Sunday, February 25, 2024

Review - Lovely, Dark, and Deep

 Lovely, Dark, and Deep (2024)

Director: Teresa Sutherland
Writer: Teresa Sutherland
Stars: Georgina Campbell, Nick Blood, Wai Ching Ho
How to Watch: VOD

Synopsis: Lennon, a new back-country ranger, travels alone through the dangerous wilderness, hoping to uncover the origins of a tragedy that has haunted her since she was a child.

Thoughts: The woods are a terrifying place. And I grew up surrounded by them - living in a large, (slightly haunted?) house in the middle of the woods in the 1980s. My childhood was spent camping in the woods, walking in the woods, playing hide & seek in the woods at night. And despite the woods being a constant presence in my life, I've always had a respectful fear of them. Of the secrets they keep. Of the power of nature. Of knowing that, regardless of having a native american heritage, that the woods aren't a place where people belong. And I still believe that now, as an adult, more than ever.

Writer/Director Teresa Sutherland (writer of the 2018 historical horror film, The Wind, which I loved) creates a psychological nightmare using the woods as a place *not* to get lost in.

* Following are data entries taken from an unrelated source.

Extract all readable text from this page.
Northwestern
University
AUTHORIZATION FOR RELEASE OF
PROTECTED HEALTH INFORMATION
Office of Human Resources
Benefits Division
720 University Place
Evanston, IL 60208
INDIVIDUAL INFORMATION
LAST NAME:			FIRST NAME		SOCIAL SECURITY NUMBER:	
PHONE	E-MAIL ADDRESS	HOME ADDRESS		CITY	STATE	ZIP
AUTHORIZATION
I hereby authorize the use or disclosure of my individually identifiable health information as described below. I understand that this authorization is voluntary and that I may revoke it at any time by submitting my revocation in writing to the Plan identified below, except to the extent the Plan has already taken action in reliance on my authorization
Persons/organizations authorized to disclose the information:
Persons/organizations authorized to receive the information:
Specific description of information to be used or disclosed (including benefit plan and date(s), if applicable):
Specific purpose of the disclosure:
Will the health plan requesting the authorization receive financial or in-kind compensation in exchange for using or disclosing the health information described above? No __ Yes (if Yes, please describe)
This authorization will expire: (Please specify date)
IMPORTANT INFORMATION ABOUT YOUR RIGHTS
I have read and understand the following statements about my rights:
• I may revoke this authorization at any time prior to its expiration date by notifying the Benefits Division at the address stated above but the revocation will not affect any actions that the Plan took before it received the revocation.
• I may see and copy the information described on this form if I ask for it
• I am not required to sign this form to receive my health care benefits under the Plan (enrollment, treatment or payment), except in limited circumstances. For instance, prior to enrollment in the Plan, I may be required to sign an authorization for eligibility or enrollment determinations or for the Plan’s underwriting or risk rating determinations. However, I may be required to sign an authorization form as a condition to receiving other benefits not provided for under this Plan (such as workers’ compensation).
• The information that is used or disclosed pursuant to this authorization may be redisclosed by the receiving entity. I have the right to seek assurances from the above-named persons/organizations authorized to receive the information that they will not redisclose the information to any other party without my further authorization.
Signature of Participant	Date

Our main character, actress Georgina Campbell, who has become somewhat of a scream queen as of late, starring in Barbarian, Bird Box: Barcelona, and this year's T.I.M. (a Megan ripoff?), delivers a bit of a subdued performance as a park ranger who gets lost and stumbles into a super trippy alternate world (? unclear), full of body horror and ghosts and hallucinations of her past. 

This ultra slow-burn of a film was a very compelling watch. The cinematography is gorgeous. The shots of the woods aren't gloomy and creepy but instead bright and welcoming and beautiful.  But even with the beauty you can feel the claustrophobia of being so small within the endless expanse of the outdoors. Much like viewing a scuba diver in the immensity of the ocean. And the auditory element! Lots of crunching leaves and birds and wind. Which are all used in the normal space of being in nature, until it's then used against your senses and then the nature noises become unsettling and malicious. You can feel the "other shoe" hovering above your head, waiting for it to drop and clobber you. And clobber it does. The film takes an unexpected turn into the weird, into the really fucking weird, and while I was absolutely there for it, I didn't know what the hell was going on. Doing a deep dive Google of the movie, it looks like no one who has watched this movie had any clue what it was about, which makes me feel somewhat better. So this review will end much like the one I wrote for Monolith - was it aliens? was is The Woods? Was it an alternate dimension? I have my theories but they feel about as solid as quicksand. But ultimately this was an interesting watch full of looming dread, and once the weird wraps up, it's got a satisfying though open-ended conclusion that I thought was clever and kind of brave.